I need help on finding the local linear approximation of tan 62 degree.

i got 1.77859292096 can someone check if i got it right?

tan(60+2) = (tan 60+ tan 2) / (1- tan60 tan 2)

But tan2 appx = sin 2deg = sin2PI/180= 2PI/180

tan 62=(tan 60+2PI/180) / (1- tan60 2PI/180)

check that. It does not equal your answer.

The actual value of tan 62 is 1.880726465.
I don't know what you mean by the "local linear" approximation. If you were doing a linear Taylor series approximation around 60 degrees, you would get
tan 62 = tan 60 + [d/dx(tan x)@ 60 deg]* 2 deg*(pi/180)(deg/radian)= sqrt 3 + (8 pi/180 = 1.8716
The pi/180 factor converts degrees to radians for use in the linear approximation.

To find the local linear approximation of tan(62 degrees), you can use a Taylor series approximation centered around a nearby angle, such as 60 degrees. The local linear approximation assumes that the function can be approximated by a straight line in the vicinity of the chosen angle.

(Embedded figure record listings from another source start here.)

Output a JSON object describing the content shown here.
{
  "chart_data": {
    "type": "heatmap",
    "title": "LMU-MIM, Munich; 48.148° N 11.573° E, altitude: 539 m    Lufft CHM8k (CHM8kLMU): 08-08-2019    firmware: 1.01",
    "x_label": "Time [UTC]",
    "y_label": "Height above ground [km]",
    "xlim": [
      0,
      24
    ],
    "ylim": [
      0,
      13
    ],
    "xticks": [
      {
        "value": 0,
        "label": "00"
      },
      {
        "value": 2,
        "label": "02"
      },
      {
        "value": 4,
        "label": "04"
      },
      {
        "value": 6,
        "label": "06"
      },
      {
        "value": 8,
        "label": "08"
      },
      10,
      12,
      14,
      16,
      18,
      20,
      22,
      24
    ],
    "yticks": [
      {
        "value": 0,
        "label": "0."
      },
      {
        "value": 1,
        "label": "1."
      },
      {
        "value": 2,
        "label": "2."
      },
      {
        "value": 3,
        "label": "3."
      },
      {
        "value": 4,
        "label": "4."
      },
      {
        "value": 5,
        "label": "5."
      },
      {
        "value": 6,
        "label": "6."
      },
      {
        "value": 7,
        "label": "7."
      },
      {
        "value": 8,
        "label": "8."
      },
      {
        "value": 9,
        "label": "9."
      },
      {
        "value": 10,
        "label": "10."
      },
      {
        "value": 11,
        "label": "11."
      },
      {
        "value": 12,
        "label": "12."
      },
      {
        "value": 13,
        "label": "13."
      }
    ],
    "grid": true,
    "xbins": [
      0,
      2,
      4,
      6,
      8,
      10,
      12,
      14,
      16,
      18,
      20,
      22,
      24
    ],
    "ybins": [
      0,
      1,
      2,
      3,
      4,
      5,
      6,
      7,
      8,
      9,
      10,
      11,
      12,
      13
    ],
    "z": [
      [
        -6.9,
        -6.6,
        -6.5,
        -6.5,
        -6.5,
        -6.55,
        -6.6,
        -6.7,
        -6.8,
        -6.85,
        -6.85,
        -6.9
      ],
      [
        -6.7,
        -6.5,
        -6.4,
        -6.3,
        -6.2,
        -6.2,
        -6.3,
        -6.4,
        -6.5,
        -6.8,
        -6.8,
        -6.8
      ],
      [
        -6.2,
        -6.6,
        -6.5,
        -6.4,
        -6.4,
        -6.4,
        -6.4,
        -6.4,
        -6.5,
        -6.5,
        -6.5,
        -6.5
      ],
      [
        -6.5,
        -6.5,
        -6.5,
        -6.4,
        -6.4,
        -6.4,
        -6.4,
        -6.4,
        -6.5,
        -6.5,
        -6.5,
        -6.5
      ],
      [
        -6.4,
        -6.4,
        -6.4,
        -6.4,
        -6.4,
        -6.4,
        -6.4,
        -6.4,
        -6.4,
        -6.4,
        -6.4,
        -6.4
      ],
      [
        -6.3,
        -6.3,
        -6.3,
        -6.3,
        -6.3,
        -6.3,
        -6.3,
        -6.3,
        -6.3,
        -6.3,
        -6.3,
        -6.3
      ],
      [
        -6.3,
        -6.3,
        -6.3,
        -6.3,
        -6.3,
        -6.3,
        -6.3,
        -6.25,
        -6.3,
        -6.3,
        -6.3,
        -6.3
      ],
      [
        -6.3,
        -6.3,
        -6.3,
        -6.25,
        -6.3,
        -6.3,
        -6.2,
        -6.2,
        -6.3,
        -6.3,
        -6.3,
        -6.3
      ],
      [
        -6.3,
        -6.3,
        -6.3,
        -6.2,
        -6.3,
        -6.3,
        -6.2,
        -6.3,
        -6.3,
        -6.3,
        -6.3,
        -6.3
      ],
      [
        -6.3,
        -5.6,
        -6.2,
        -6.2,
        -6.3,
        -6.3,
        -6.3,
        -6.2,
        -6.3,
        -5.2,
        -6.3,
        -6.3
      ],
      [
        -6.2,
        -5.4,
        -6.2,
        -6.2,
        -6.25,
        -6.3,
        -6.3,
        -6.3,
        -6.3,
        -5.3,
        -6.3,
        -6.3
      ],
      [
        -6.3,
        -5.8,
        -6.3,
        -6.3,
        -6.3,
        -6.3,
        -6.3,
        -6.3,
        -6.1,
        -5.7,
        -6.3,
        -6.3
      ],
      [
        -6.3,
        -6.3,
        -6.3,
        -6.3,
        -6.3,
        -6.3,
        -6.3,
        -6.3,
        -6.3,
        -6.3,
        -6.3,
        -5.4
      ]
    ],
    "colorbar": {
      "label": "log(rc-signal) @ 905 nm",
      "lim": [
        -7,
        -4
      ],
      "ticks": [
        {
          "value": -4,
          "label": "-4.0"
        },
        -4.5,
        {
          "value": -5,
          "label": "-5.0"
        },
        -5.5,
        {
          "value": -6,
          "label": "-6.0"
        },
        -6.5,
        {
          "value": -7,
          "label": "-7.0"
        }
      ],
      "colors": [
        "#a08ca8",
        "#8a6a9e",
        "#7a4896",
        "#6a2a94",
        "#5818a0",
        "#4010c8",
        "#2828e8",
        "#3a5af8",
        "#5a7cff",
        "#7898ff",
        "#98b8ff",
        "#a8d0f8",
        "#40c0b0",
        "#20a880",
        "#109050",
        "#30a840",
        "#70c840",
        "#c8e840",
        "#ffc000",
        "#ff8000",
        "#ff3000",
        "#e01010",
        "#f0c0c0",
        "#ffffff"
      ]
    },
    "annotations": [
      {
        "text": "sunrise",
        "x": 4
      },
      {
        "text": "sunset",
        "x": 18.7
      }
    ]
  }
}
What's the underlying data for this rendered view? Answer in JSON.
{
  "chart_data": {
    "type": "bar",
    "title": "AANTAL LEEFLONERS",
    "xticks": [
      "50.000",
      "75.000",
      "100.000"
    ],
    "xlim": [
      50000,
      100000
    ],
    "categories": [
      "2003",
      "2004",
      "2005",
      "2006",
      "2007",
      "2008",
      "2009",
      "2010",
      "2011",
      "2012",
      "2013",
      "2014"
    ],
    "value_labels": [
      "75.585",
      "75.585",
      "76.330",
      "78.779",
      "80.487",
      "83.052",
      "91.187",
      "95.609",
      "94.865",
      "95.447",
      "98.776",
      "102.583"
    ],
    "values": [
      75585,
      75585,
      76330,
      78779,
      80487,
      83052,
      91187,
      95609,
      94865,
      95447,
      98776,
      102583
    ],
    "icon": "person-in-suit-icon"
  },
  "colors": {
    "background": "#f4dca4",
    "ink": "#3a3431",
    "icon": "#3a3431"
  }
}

The Taylor series expansion of the tangent function is given by:

tan(x) = tan(a) + (x - a)*(d/dx(tan x)|a) + higher-order terms,

where a is the angle around which the approximation is centered and d/dx(tan x)|a is the derivative of the tangent function evaluated at a.

In this case, we are approximating tan(62 degrees) around a = 60 degrees:

tan(62 degrees) = tan(60 degrees) + (62 - 60)*(d/dx(tan x)|60).

The derivative of tan(x) is sec²(x), so we evaluate it at 60 degrees:

d/dx(tan x)|60 = sec²(60 degrees) = sec²(π/3 radians) = 4/√3.

Substituting these values into the formula, we get:

tan(62 degrees) ≈ tan(60 degrees) + (62 - 60)*(4/√3) = √3 + (4/√3) ≈ 1.732 + 2.309 ≈ 4.041.

Therefore, the local linear approximation of tan(62 degrees) is approximately 4.041.

It seems that your calculation of 1.77859292096 is not correct. The actual value of tan(62 degrees) is approximately 1.880726465.